Lastly, it helps them string out a coordinated action in order to successfully repeat what you did.
This can be a game of throwing things like toys into a box.
When the child rushes and throws in more than one toy, make them understand that this isn’t the game’s mechanics by asking him to hold on and wait.
Or you can do a singing game and have your child shout “Oh!” or “Hey!” at the appropriate time. This helps them with short-term memory manipulation and auditory retention.
4. Drawing and coloring activities
Toddlers are more active physically and they develop motor and speech skills at the same time.
Drawing and coloring allows them to sit down and concentrate on the task at hand.
There are a lot of drawing and coloring worksheets for toddlers available that you can do with your children as playtime activities.
And when you do these things together, your child learns how control their impulses and develop fine-muscle control.
5. Singing plus choreography
Singing songs helps develop your child’s working memory and speech by requiring him to remember the lyrics and coordinate his movements with the song.
Songs like “Head, Shoulders, Knees and Toes” or “The Hokey Pokey” introduces new words and meanings.
And aside from improving his executive function skills, your child will enjoy doing these things, especially when you join in on the fun.
Puzzles develop several executive functioning attributes like working memory, cognitive flexibility, impulse control and attention.
Putting a puzzle together needs focus, and the cognitive ability to identify the pieces and connect them.
When your child plays this game, he also gets trained into recognizing that some pieces don’t connect with the ones already put in.
When they acknowledge this, they can go and try different ones, which improves their cognitive flexibility.
7. Animated films
Children in preschool and kindergarten have accelerated cognitive skill development.
It is in this stage of their lives that they are very curious and ask a lot of questions.
One way to support this is by watching animated movies with your child. It is a source of new topics that you can discuss together.
Answering questions like “Do you remember what happened after __?” requires your child to pay attention to the movie, remember details and place these details on a timeline.
This also develops your child’s working memory.
Stories helps kids learn how to listen, remember and retell details.
Telling a story can involve a number of things like books, a movie, or a trip outside the house.
The main thing is that you expose the kids to storytelling. After telling them the story, ask them to draw something that reminds them of another story or to play the role of a character in your story.
They can even tell the story to their friends, too.
9. Science at home
Doing experiments is one of the best ways to improve executive functioning and to teach them about how the world works.

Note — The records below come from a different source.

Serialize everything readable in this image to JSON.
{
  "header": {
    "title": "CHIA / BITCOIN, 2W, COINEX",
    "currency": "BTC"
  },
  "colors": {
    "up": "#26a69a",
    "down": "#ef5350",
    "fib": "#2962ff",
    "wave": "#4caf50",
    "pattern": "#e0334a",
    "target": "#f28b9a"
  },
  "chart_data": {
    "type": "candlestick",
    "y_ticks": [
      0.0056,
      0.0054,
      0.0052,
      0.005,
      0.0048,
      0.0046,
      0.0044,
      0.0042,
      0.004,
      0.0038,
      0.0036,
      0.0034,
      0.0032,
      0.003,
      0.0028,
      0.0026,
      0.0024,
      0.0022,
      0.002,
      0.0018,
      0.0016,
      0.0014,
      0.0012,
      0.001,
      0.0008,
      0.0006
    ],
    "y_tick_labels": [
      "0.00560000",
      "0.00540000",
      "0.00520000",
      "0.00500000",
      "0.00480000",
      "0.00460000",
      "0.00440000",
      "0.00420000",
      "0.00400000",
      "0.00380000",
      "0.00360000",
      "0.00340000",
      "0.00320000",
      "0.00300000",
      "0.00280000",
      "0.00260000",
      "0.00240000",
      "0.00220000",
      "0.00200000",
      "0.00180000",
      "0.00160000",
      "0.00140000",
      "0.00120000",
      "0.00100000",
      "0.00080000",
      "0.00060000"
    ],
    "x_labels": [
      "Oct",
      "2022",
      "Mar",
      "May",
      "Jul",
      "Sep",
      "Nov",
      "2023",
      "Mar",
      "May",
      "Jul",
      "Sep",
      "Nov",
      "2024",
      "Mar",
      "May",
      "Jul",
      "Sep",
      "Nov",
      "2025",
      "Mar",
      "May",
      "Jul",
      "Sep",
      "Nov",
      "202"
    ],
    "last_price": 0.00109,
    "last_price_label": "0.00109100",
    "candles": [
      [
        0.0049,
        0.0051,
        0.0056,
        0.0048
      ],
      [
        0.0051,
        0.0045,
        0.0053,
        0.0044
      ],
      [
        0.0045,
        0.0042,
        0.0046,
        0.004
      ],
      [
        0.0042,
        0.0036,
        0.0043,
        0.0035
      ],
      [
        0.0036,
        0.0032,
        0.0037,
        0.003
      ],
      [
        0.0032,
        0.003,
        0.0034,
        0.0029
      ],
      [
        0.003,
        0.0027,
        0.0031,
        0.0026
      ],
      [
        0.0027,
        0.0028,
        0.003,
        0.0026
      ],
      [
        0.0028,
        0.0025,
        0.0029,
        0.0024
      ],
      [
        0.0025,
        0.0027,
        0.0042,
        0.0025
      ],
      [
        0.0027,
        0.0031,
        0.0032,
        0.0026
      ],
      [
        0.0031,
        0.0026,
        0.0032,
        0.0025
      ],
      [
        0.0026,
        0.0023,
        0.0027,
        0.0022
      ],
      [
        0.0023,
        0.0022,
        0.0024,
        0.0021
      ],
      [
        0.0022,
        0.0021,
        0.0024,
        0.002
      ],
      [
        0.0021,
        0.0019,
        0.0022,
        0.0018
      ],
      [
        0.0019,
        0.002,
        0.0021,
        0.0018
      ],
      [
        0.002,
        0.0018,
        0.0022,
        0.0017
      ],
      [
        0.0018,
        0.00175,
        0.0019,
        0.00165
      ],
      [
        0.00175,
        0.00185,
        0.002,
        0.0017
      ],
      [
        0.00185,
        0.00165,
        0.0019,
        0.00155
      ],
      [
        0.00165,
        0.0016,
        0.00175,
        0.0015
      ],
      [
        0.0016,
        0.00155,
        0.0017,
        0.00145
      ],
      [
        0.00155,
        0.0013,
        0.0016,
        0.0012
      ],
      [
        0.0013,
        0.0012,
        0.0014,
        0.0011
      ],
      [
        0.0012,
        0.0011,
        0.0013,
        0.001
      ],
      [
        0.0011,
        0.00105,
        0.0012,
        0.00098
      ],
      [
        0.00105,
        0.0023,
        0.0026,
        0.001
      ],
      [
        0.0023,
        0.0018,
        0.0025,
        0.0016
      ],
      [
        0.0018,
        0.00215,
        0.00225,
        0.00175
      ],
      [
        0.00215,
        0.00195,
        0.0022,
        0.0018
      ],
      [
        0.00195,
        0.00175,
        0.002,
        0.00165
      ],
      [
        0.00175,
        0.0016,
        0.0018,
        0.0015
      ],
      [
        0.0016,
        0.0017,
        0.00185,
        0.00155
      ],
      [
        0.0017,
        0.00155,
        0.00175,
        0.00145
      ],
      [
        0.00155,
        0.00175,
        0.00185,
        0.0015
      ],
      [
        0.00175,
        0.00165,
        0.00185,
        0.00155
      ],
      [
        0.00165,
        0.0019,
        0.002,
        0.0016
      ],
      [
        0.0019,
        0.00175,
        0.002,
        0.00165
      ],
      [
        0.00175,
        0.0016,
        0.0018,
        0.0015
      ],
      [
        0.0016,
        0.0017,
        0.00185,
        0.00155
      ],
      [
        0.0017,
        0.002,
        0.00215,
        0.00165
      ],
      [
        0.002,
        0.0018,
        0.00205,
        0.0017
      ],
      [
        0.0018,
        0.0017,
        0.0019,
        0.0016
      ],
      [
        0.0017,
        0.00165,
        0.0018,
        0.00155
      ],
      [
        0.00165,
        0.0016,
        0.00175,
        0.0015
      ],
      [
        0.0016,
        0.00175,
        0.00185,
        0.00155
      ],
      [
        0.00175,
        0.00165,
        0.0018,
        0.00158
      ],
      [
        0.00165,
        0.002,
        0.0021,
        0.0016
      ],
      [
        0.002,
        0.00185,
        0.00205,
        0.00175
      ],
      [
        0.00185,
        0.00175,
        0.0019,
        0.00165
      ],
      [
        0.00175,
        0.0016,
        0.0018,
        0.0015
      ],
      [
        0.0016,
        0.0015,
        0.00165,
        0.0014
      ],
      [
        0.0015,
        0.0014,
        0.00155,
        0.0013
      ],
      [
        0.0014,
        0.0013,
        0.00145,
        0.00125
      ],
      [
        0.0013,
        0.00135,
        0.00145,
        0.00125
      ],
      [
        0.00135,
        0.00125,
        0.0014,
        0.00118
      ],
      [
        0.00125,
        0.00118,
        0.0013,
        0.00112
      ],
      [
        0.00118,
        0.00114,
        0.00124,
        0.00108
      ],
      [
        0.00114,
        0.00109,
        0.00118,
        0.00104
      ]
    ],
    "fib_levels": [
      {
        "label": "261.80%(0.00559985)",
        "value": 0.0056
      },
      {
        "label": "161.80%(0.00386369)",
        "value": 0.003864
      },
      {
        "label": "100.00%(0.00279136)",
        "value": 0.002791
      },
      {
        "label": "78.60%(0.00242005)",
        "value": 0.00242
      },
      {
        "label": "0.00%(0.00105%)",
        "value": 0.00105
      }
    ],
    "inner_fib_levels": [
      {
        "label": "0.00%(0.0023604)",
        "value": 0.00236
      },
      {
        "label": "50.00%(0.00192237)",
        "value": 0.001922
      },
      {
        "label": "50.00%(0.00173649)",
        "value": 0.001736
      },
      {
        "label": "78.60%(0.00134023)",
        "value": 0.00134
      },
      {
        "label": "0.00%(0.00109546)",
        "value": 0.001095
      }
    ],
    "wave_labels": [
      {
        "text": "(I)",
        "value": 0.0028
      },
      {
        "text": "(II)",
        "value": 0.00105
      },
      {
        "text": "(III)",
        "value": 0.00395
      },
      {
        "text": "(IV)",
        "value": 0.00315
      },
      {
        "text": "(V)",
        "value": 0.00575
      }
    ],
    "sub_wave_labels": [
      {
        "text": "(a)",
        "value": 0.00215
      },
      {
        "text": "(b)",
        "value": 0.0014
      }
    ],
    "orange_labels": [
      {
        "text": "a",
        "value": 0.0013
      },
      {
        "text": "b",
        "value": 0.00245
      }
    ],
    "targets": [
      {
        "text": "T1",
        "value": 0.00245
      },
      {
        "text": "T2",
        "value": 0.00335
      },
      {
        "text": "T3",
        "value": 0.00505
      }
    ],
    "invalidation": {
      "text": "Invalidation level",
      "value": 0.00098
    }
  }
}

Experiments help them develop skills in analysis, cognition and memory by making them identify the tools and objectives of the experiment, making them predict results and having them remember the steps so they can repeat the experiment independently.
Executive functioning enables us to concentrate, strategize and organize our behavior and responses.
They are the bases for creative thinking, innovation, learning and development. They are learned and not inherent.
This is why it is important for parents to nurture your child with activities that help develop these brain functions.
The earlier you can do executive functioning disorder training for your child, the better. And the more enjoyable these activities are, the better they learn and develop their skills.